阅读说明：本技术 基于蒸汽管网模型的主动式疏水系统 (Active drainage system based on steam pipe network model ) 是由 赵琼 陈伦 刘成刚 谢金芳 王鹏飞 时伟 于 2020-12-17 设计创作，主要内容包括：本发明公开了基于蒸汽管网模型的主动式疏水系统,包括如下步骤：S1建立蒸汽热网的机理模型；S2设定疏水条件；S3根据热网运行的实时数据,使用步骤S1的模型计算各节点的蒸汽参数；S4根据疏水条件判定该管段是否需要疏水；S5判定需要疏水管段内的蒸汽流向,开启沿蒸汽流向方向上、距离需要疏水管段下游节点、最近的蒸汽直排管上的阀门进行疏水。本发明中根据蒸汽热网的机理模型判断网管内的蒸汽状态,并根据蒸汽的流向更加科学、合理的主动疏水,避免母管中堆积冷凝水,保证系统运行的稳定和安全。(The invention discloses an active drainage system based on a steam pipe network model, which comprises the following steps: s1, establishing a mechanism model of the steam heating network; s2 setting a hydrophobic condition; s3 calculating steam parameters of each node according to the real-time data of the operation of the heat supply network by using the model of the step S1; s4, judging whether the pipe section needs to be drained according to the drainage condition; s5, judging the steam flow direction in the pipe section needing water drainage, and opening a valve on the nearest steam straight-discharge pipe at a position away from the downstream node of the pipe section needing water drainage along the steam flow direction for water drainage.

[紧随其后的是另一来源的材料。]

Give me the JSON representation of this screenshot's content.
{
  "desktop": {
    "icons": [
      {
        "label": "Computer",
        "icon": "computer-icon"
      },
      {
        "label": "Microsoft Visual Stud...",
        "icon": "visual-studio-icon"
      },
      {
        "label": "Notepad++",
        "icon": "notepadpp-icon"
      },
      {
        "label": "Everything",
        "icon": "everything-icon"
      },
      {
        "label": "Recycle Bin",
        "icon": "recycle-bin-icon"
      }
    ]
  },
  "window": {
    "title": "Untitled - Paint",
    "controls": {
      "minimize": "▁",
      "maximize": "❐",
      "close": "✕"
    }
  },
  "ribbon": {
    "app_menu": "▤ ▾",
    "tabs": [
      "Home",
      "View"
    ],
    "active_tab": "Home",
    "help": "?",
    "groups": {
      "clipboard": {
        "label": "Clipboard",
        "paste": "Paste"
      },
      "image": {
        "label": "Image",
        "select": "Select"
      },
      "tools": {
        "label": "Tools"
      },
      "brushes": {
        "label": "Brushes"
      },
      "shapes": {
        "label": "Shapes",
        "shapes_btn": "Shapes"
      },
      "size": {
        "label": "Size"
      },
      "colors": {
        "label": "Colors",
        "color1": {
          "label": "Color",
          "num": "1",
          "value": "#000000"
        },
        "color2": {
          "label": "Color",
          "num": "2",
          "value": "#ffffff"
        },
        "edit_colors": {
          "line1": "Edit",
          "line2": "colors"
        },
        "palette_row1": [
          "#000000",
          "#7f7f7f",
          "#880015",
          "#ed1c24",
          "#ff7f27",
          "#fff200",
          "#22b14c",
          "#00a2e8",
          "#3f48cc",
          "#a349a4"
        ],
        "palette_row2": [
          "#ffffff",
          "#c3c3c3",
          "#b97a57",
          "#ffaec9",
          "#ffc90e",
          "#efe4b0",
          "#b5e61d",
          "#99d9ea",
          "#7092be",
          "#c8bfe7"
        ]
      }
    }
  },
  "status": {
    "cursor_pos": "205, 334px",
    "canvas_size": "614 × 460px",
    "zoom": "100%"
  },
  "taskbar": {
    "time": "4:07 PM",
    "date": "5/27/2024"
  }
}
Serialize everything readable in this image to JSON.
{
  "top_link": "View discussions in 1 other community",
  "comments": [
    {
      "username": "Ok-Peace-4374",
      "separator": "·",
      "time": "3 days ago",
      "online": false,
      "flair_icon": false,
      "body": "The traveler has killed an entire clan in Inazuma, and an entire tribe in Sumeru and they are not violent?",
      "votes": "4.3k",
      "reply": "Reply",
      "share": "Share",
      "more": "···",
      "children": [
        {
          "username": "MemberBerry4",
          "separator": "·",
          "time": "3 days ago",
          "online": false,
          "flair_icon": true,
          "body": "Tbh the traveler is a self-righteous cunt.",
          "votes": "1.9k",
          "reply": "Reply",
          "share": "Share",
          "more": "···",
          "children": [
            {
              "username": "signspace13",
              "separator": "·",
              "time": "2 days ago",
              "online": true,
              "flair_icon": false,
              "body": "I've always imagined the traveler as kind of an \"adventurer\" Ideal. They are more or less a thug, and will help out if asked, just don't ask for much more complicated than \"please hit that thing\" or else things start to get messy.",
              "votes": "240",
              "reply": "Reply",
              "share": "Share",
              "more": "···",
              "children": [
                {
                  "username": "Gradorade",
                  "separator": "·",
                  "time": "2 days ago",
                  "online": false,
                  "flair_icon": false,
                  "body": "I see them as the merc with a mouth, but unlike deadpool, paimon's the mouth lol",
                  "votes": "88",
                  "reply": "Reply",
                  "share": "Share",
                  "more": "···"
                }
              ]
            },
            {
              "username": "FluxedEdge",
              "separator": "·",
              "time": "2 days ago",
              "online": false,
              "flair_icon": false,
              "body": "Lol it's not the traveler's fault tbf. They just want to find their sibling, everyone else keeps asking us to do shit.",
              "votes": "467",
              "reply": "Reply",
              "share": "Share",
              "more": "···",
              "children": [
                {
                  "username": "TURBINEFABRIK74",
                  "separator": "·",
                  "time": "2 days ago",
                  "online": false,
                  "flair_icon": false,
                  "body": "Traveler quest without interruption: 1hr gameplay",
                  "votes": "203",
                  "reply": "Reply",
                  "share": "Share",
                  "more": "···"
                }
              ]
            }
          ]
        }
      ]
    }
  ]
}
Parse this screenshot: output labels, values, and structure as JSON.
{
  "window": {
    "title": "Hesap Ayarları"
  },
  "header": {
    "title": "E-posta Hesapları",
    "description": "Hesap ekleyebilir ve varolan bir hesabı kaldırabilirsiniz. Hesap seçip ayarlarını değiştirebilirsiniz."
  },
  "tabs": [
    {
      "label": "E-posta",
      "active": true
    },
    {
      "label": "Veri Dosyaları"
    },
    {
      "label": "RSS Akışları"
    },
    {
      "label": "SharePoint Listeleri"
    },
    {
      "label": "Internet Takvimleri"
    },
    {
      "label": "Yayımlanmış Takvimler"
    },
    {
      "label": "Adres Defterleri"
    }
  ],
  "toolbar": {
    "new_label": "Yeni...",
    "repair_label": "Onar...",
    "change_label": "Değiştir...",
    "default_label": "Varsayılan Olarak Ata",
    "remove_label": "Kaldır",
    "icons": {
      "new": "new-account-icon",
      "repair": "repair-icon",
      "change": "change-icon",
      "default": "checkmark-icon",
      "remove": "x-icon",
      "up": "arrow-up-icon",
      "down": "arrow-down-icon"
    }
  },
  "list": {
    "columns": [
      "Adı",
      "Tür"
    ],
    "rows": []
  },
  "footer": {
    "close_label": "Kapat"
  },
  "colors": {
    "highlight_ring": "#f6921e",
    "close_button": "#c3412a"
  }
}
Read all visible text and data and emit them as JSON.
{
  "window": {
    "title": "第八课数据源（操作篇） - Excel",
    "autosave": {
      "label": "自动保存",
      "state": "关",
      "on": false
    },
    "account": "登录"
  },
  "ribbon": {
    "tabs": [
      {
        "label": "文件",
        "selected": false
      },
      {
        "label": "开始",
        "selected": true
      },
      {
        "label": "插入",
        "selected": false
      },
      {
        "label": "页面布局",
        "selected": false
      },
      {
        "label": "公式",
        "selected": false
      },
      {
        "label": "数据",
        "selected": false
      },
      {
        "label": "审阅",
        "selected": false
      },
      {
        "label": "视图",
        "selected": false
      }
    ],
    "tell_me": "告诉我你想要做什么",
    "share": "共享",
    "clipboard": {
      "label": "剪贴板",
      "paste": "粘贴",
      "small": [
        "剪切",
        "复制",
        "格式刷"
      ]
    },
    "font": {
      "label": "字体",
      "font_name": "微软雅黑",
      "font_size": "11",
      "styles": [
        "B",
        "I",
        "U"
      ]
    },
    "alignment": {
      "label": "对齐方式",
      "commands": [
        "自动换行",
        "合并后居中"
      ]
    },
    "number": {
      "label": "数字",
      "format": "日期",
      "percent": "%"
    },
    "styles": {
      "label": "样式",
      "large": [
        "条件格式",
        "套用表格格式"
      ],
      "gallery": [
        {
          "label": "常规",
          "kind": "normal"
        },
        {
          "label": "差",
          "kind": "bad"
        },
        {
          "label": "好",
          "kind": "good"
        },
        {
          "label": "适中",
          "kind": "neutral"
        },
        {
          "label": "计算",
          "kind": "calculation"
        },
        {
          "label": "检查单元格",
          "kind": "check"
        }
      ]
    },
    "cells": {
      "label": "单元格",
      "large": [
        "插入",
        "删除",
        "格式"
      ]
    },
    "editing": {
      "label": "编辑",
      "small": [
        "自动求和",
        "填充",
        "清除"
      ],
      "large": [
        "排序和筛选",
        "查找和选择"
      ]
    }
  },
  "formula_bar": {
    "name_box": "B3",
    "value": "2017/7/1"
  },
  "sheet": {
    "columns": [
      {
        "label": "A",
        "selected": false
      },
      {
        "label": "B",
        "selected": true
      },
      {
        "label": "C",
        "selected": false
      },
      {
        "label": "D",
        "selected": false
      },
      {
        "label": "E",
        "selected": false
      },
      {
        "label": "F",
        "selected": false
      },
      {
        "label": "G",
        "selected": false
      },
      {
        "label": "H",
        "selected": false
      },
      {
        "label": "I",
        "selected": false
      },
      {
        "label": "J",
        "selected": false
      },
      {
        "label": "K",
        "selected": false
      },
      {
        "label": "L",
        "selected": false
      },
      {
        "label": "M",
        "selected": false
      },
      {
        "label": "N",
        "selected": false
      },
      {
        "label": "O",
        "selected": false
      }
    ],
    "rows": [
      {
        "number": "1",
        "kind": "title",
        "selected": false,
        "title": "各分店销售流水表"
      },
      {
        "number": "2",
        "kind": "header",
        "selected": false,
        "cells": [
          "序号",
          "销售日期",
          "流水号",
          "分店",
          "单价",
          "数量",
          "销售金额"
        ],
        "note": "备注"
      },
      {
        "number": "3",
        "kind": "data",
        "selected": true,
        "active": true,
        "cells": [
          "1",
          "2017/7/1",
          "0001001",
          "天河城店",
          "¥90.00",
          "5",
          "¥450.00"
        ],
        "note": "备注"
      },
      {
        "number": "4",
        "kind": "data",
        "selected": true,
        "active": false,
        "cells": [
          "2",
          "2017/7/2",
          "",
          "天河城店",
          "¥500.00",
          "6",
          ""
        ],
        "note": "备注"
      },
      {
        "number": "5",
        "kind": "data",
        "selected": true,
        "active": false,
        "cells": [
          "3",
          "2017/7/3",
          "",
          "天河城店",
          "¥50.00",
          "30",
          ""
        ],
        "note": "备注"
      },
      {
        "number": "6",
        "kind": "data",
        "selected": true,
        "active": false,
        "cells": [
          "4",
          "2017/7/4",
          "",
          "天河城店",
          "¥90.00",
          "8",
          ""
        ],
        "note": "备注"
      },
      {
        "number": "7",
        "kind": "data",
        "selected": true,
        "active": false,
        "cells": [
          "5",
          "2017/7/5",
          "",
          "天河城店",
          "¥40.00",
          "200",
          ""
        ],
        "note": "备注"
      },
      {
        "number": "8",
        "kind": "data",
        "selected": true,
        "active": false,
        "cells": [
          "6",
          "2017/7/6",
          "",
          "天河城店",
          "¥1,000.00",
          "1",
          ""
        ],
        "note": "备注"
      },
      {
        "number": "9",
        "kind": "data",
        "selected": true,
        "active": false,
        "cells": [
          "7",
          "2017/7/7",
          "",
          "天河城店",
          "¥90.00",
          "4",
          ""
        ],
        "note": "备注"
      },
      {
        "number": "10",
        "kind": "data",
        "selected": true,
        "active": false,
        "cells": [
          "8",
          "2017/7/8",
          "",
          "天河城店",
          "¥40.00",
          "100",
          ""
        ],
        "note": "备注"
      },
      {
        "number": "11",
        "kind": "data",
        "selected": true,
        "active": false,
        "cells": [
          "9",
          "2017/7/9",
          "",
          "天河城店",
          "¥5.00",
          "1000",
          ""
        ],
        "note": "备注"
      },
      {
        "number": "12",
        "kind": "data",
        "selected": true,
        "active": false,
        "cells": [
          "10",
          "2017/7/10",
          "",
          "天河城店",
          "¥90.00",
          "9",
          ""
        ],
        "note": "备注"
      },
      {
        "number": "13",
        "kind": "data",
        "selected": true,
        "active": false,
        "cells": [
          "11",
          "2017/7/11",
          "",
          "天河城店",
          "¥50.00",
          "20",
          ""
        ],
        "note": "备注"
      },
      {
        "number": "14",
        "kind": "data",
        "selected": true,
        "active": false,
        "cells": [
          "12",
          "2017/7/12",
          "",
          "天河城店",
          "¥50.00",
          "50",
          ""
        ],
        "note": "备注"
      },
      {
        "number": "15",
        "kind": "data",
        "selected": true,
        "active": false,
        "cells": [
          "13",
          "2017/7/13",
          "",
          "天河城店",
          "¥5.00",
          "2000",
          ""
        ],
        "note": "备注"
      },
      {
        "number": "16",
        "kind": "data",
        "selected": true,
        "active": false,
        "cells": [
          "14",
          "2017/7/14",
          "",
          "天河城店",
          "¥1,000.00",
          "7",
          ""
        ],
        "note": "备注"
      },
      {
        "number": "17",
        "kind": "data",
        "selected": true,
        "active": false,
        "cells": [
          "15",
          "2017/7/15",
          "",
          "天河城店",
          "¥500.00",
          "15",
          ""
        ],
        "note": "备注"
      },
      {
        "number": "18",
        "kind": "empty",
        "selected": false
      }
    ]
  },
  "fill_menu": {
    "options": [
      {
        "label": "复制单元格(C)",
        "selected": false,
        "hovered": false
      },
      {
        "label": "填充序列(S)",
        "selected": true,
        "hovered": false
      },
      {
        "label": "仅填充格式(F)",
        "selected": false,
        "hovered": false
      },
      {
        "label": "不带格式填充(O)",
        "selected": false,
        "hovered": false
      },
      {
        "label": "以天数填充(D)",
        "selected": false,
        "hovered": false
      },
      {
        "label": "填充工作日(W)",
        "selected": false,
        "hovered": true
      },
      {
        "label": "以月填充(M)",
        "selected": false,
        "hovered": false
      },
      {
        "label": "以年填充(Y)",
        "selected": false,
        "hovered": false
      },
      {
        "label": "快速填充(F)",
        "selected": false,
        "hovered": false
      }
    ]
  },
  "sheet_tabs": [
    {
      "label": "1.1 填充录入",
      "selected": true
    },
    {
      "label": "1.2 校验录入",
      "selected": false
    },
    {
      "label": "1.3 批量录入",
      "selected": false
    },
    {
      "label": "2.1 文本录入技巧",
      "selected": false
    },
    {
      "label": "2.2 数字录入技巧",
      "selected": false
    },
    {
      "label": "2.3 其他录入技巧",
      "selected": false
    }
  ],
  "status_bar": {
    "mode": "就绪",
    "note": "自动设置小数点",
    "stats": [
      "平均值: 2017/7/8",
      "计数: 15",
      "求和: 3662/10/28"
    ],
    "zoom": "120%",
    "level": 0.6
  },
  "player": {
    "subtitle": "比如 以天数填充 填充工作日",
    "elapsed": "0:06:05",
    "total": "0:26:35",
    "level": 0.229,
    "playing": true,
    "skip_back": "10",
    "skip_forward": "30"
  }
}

According to the invention, the steam state in the network pipe is judged according to the mechanism model of the steam heating network, and active drainage is more scientific and reasonable according to the flow direction of the steam, so that condensed water accumulation in the main pipe is avoided, and the stability and safety of system operation are ensured.)

1. Active drainage system based on steam pipe net model, its characterized in that: comprises that

S1, establishing a mechanism model of the steam heating network;

s2 setting a hydrophobic condition;

s3 calculating steam parameters of each node according to the real-time data of the operation of the heat supply network by using the model of the step S1;

s4, judging whether the pipe section between the adjacent nodes needs to be drained according to the drainage condition;

s5, judging the steam flow direction in the pipe section needing water drainage, and opening a valve on the nearest steam straight-discharge pipe at a position away from the downstream node of the pipe section needing water drainage along the steam flow direction for water drainage.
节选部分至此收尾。